Worry, shock, concern, the emotions were a usual pattern in the child's upbringing. Ruled by their Chuba of a father, Ginnie'd gotten used to being left behind and shoved around. Now in the thick of a stringent line of coming clean, Ginnie had been so concerned with being valued that she missed her brother's many cues. Isley loved her and he held her with the firm grip of what she'd imagined a good father would be. The near-teen grabbed onto it, basking in the filial affection as if it were the last draught of oxygen on the planet. "You don't want me to turn out like Dad, is that it? You don't want me to rule through fear, or fall in to hurting people? You're scared I'm gonna end up wicked and miserly? I… I can…. I can understand that. Yeah! Roon'll be fun. We'll have a great time. I bet I can use my brain to throw a ball higher than you can throw it with your hands!"
A little hop and a little jump and the fear dissipated. The quality of the force shifted in the room, as if it had waited for the timid grasp of the child to tame it. Allow it a lullaby quality. As her saber came to life, Ginnie watched the spatter of the beam, she felt warm inside with its glow and affirmation. Isley liked it. This was good! Ginnie was worthy of all good things. She'd done well.
"I.. I ah, I got these two scientists to help me get to Barab I for the crystals, and and I closed my eyes and tried to … to figure out how to find the crystals and I heard the wind, just like when the grenade went off and my ears stopped working and Daddy pulled off the door with his crush gaunt and… don't get mad. Promise! Promise you won't get upset. I know you! Promise." The girl mashed her fingers together, pushing them into her chest plate as she danced lightly from foot to foot. Dropping to the ground, Ginnie pulled the box out from under the bed and rustled around.
"Promise." In her hand was a small holoprojector of obvious traditional Echani design. The sworn enemy culture might not have been the blood feud it once had been, but Ginnie remembered enough to intuit Clan Verd might get upset by their young one's discovery. Pressing her lips together, she watched her brother's face - looking for a tell. "I tried to read up on the instruction guides but I still don't read good. But I found this in the Archives, it's from some Royal Collection of Chandaar." Ginnie's thumb flicked the switch and the holoprojector bathed the room in a calm grey-blue glow. The glow wafted and waved like the sun filtering through ocean pools, Ginnie clamoured onto her bed and watched - breath caught - as the waves caught the spirit of the room and bathed it.
Peace reigned within the filtered image, a perfect and complete rendering of pure delight grounded only by the man who brought his hands together through the illumination and the waves shifted to the spectre who had caused it in the first place. @[member="Manu Xextos"]' expression carried the grounded resolution of the born warrior, his white skin and silver hair the call sign of the Echani. Silver eyes opened, peering at the holocamera, which once had captured the sight as he swung down into a meditative position - no, swam.

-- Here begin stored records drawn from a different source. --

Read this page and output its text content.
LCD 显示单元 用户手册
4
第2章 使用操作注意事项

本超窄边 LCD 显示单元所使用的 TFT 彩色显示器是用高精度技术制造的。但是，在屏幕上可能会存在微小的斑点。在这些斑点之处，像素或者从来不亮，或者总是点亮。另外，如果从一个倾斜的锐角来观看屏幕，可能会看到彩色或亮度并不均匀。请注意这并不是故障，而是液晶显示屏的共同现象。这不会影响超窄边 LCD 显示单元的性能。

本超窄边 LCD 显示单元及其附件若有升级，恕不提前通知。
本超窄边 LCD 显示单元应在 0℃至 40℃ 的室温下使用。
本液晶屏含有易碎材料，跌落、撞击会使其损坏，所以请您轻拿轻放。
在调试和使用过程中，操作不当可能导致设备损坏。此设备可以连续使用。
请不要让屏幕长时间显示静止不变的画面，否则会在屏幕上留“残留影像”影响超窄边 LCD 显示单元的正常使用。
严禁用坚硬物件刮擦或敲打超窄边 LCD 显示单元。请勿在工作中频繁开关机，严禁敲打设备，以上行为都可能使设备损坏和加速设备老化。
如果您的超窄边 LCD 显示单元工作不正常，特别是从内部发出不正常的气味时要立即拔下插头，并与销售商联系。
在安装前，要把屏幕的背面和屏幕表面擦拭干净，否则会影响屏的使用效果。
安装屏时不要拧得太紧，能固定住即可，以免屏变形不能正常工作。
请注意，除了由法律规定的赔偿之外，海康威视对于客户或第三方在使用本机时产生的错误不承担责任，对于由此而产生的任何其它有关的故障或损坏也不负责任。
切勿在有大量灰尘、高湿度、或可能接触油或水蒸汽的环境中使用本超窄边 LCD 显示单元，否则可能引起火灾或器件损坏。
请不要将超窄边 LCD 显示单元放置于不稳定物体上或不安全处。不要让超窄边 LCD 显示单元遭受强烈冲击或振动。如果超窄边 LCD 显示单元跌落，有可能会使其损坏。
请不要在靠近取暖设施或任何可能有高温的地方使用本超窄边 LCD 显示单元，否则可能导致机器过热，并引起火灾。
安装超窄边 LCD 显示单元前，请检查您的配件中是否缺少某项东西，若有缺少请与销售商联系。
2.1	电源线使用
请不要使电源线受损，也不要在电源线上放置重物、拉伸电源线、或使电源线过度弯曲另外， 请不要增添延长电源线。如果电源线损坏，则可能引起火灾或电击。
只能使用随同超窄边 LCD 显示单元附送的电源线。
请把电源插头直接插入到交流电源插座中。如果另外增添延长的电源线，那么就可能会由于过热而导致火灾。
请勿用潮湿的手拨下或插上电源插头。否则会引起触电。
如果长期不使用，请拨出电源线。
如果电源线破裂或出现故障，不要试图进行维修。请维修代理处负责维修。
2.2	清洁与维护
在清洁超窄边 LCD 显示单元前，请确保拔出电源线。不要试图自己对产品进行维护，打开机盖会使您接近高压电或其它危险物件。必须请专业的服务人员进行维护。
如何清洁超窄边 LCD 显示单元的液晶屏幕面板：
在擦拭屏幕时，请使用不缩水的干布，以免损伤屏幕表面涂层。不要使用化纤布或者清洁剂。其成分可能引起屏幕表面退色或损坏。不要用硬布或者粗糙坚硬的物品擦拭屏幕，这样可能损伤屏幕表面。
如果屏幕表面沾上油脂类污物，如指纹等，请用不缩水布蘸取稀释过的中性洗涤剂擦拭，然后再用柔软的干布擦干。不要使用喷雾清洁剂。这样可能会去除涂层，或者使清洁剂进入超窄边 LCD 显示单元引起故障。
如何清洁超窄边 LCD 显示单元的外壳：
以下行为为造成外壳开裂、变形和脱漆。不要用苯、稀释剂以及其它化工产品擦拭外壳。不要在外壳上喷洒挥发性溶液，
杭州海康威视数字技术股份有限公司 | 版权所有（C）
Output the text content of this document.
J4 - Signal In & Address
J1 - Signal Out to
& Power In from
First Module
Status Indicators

He swam in the air, so graceful and free. Jaw locked, the man portrayed in the crane of his neck and the flex of his fingers the inner demons which he rectified daily, hourly in his swath of peace. A silver-white lightsaber floated up as he placed both hands palm up on his crossed knees. Eyes drifting shut, he craned his head nearly imperceptibly and Ginnie did the same, and the lightsaber deconstructed before their eyes. The pieces floated in a grand mandala, a rich pattern of motion and geometrically spherical design. A moving meditation was the Echani, whose twitch of muscle and movement of tendon and bone spoke to the girl in an express no word could say.
Within his gait Ginnie had discovered pure language, she watched captivated as the lightsaber reconstructed itself before them, lifted and pieced together by the impetus of the Force. As the casing clicked into place, the Echani rose grasping hold and began to move fluidly through an elaborate series of Ataru exercises. "He's telling us a story, Isley. There was this evil guy, and he threatened everything the Man in White loved. See how he's fighting? He's replaying the battle, cleansing it. He's beautiful. I… I didn't know they could talk without their mouths, the Man in White taught me. According to Chandaari, he got frozen in stasis battling the evil man, he sacrificed himself for his family eight hundred years ago. I … I don't know his name. I watched it again and again and again until I got it right. He doesn't have to use words, Isley! I can listen without missing anything."
Precious language, that she could be fluent in the art of motion and better survive in a culture the Mandalorians despised, all due to her fleshly infirmity. The Man in White battled on, committing to inhuman acrobatics and strikes, each binding twitch and movement betraying his adoration for his family, his people, the history of panic, empathy, a medical soldier. Yet, as the projection moved opponents of metal came upon the Man in White. Each strike was the peacefully taken yet viciously lethal strike of the absolved conquerer, the heart of his darkest enemy laid transplanted in his chest, a bitter pill the Force in its wisdom donated to guide and balance. No struggle ensued in his art of precision and death. The Crusading Redeemer, the Protector, the Husband of the Kae.
Ginnie sighed. "I can see exactly what he's talking about and I don't have to read his lips. Have you ever seen anything that pretty?"